Today, I hooked it all up to my standard set-up using Remote Desktop, and that’s working very nicely. I’m running the PC in an 1152×800 window and I like being able to drag it between my main screen and the PowerBook screen. This is how I intend to do my primary development on the PC – perhaps it’s actually a simpler solution than a PC laptop that supports DVI and using a KVM switch.
It’s quiet and more responsive than any PC laptop I’ve used to date in regards to sleeping and waking from sleep. The only annoyance so far is the right side handrest is a little creaky… I guess that’s the nature of plastic laptops.

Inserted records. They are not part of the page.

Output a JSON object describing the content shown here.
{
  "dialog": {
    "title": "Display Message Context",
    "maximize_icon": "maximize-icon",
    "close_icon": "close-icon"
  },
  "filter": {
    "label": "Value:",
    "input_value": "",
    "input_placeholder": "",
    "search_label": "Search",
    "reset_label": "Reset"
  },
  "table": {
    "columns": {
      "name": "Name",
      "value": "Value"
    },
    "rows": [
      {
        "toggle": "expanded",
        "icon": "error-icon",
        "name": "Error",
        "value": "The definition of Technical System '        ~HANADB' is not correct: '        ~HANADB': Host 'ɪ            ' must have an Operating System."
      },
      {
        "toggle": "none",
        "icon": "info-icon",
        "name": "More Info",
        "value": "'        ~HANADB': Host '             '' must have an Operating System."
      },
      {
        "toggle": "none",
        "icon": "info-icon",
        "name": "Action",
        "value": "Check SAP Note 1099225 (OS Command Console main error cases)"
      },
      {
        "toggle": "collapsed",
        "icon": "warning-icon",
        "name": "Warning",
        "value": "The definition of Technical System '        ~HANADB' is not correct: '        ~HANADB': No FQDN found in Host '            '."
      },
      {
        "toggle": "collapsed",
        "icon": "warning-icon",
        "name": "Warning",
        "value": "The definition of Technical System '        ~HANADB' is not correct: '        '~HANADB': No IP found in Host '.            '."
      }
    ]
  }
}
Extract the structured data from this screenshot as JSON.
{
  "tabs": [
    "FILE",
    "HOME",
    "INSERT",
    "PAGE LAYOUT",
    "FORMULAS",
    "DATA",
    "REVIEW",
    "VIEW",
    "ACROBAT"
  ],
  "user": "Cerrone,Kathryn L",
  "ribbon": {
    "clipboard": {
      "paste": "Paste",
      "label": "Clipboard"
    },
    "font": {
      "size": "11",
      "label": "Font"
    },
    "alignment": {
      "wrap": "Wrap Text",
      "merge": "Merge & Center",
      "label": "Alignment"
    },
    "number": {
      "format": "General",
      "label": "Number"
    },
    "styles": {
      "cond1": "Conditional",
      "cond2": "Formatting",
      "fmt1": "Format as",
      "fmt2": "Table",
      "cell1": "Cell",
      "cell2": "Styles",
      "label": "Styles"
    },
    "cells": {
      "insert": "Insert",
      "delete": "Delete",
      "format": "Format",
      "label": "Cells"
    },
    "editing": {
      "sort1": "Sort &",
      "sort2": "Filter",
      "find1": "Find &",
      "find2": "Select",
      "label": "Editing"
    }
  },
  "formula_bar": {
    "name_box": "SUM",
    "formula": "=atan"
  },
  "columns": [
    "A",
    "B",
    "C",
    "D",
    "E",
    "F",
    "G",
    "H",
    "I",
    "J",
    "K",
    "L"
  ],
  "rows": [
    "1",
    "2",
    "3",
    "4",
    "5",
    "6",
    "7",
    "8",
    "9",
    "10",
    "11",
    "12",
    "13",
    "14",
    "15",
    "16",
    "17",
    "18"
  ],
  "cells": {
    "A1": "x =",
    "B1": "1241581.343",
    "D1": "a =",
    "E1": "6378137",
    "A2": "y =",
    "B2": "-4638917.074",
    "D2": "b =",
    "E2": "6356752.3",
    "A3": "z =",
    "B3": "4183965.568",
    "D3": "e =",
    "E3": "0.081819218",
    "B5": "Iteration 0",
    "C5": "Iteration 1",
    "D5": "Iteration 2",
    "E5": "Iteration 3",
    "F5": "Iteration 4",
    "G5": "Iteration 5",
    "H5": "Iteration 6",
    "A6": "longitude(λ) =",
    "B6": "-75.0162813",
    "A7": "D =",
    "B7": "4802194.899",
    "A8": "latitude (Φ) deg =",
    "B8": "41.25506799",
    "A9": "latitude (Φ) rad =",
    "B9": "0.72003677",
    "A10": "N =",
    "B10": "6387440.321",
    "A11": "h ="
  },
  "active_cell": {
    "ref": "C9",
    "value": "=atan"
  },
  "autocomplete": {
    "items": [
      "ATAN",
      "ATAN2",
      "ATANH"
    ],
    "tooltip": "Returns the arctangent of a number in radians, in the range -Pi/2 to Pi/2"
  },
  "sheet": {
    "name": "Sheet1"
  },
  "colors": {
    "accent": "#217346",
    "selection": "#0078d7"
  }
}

UPDATE: One thing I don’t understand is why the included 256MB of RAM was in the bottom slot instead of the top. Now when I go to put the 256MB back in, I think I’ll need to pull the 1GB from the bottom and put that in the top in case I want to up the RAM in the future. Another funny thing, I wouldn’t have found this documentation at all if it hadn’t been linked to from here.